The pressure on Wang was intensified by the announcement hours earlier that LVMH, the luxury group whose rivalry with Balenciaga's owners Kering is the engine of the Paris fashion scene, had signed a deal with the young British designer JW Anderson which will inject considerable investment into his fledgling brand and see his profile boosted by a new role as the creative director of leather goods brand Loewe.

Anderson is the latest in a string of young British designers to partner with powerhouse investors this year. Christopher Kane entered into a deal with Kering in January, and plans for a major Mayfair flagship store are already under way. Last week, LVMH bought a stake in Nicholas Kirkwood's shoe label.

The deal between JW Anderson and LVMH sees Anderson remain the majority shareholder, while LVMH acquire a significant minority stake. Explaining his motive in signing the deal, 29-year-old Anderson described LVMH as "the Oxford University of luxury goods".

The ascent of Anderson to fashion's premier league has been meteoric. His label, only five years old, already turns a profit. Anderson has certain traits in common with other designers recently appointed to Paris houses: Raf Simons of Christian Dior, Hedi Slimane of Yves Saint Laurent and now Anderson all began their careers as menswear designers, and so bring to Paris a new perspective on this city's love affair with femininity.

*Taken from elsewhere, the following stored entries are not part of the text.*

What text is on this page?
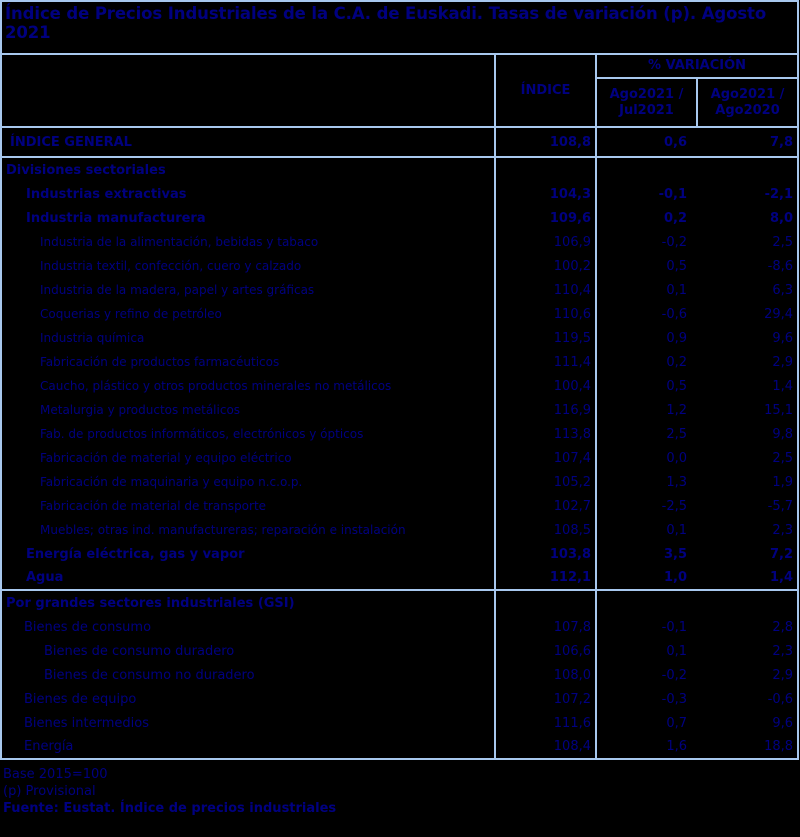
Índice de Precios Industriales de la C.A. de Euskadi. Tasas de variación (p). Agosto 2021			
	ÍNDICE	% VARIACIÓN	
		Ago2021 / Jul2021	Ago2021 / Ago2020
ÍNDICE GENERAL	108,8	0,6	7,8
Divisiones sectoriales			
Industrias extractivas	104,3	-0,1	-2,1
Industria manufacturera	109,6	0,2	8,0
Industria de la alimentación, bebidas y tabaco	106,9	-0,2	2,5
Industria textil, confección, cuero y calzado	100,2	0,5	-8,6
Industria de la madera, papel y artes gráficas	110,4	0,1	6,3
Coquerias y refino de petróleo	110,6	-0,6	29,4
Industria química	119,5	0,9	9,6
Fabricación de productos farmacéuticos	111,4	0,2	2,9
Caucho, plástico y otros productos minerales no metálicos	100,4	0,5	1,4
Metalurgia y productos metálicos	116,9	1,2	15,1
Fab. de productos informáticos, electrónicos y ópticos	113,8	2,5	9,8
Fabricación de material y equipo eléctrico	107,4	0,0	2,5
Fabricación de maquinaria y equipo n.c.o.p.	105,2	1,3	1,9
Fabricación de material de transporte	102,7	-2,5	-5,7
Muebles; otras ind. manufactureras; reparación e instalación	108,5	0,1	2,3
Energía eléctrica, gas y vapor	103,8	3,5	7,2
Agua	112,1	1,0	1,4
Por grandes sectores industriales (GSI)			
Bienes de consumo	107,8	-0,1	2,8
Bienes de consumo duradero	106,6	0,1	2,3
Bienes de consumo no duradero	108,0	-0,2	2,9
Bienes de equipo	107,2	-0,3	-0,6
Bienes intermedios	111,6	0,7	9,6
Energía	108,4	1,6	18,8
Base 2015=100
(p) Provisional
Fuente: Eustat. Índice de precios industriales
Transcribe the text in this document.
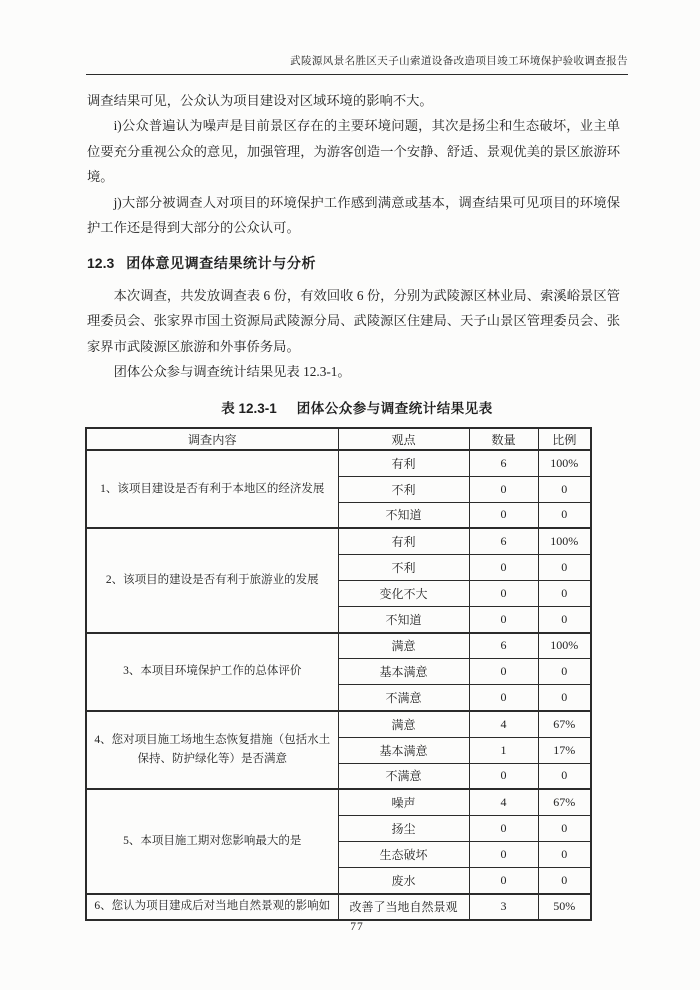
武陵源风景名胜区天子山索道设备改造项目竣工环境保护验收调查报告

调查结果可见，公众认为项目建设对区域环境的影响不大。

i)公众普遍认为噪声是目前景区存在的主要环境问题，其次是扬尘和生态破坏，业主单位要充分重视公众的意见，加强管理，为游客创造一个安静、舒适、景观优美的景区旅游环境。

j)大部分被调查人对项目的环境保护工作感到满意或基本，调查结果可见项目的环境保护工作还是得到大部分的公众认可。

12.3 团体意见调查结果统计与分析

本次调查，共发放调查表 6 份，有效回收 6 份，分别为武陵源区林业局、索溪峪景区管理委员会、张家界市国土资源局武陵源分局、武陵源区住建局、天子山景区管理委员会、张家界市武陵源区旅游和外事侨务局。

团体公众参与调查统计结果见表 12.3-1。

表 12.3-1 团体公众参与调查统计结果见表
调查内容	观点	数量	比例
1、该项目建设是否有利于本地区的经济发展	有利	6	100%
	不利	0	0
	不知道	0	0
2、该项目的建设是否有利于旅游业的发展	有利	6	100%
	不利	0	0
	变化不大	0	0
	不知道	0	0
3、本项目环境保护工作的总体评价	满意	6	100%
	基本满意	0	0
	不满意	0	0
4、您对项目施工场地生态恢复措施（包括水土保持、防护绿化等）是否满意	满意	4	67%
	基本满意	1	17%
	不满意	0	0
5、本项目施工期对您影响最大的是	噪声	4	67%
	扬尘	0	0
	生态破坏	0	0
	废水	0	0
6、您认为项目建成后对当地自然景观的影响如	改善了当地自然景观	3	50%
77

This Paris fashion week is seeing the traditional game of designer musical chairs played at breakneck speed. Immediately following the Rochas catwalk show, the house announced that designer Marco Zanini would be replaced by another Italian name, the 50-year-old Alessandro dell'Acqua, who has been a fixture of the Milan fashion week schedule since the mid 1990s. Dell-Acqua will continue to show his own brand, No 21, in Italy. Zanini, 42, who worked in the Versace design team and at Halston before his role at Rochas, is believed to be headed for the house of Schiaparelli, with a first catwalk collection expected in early 2014.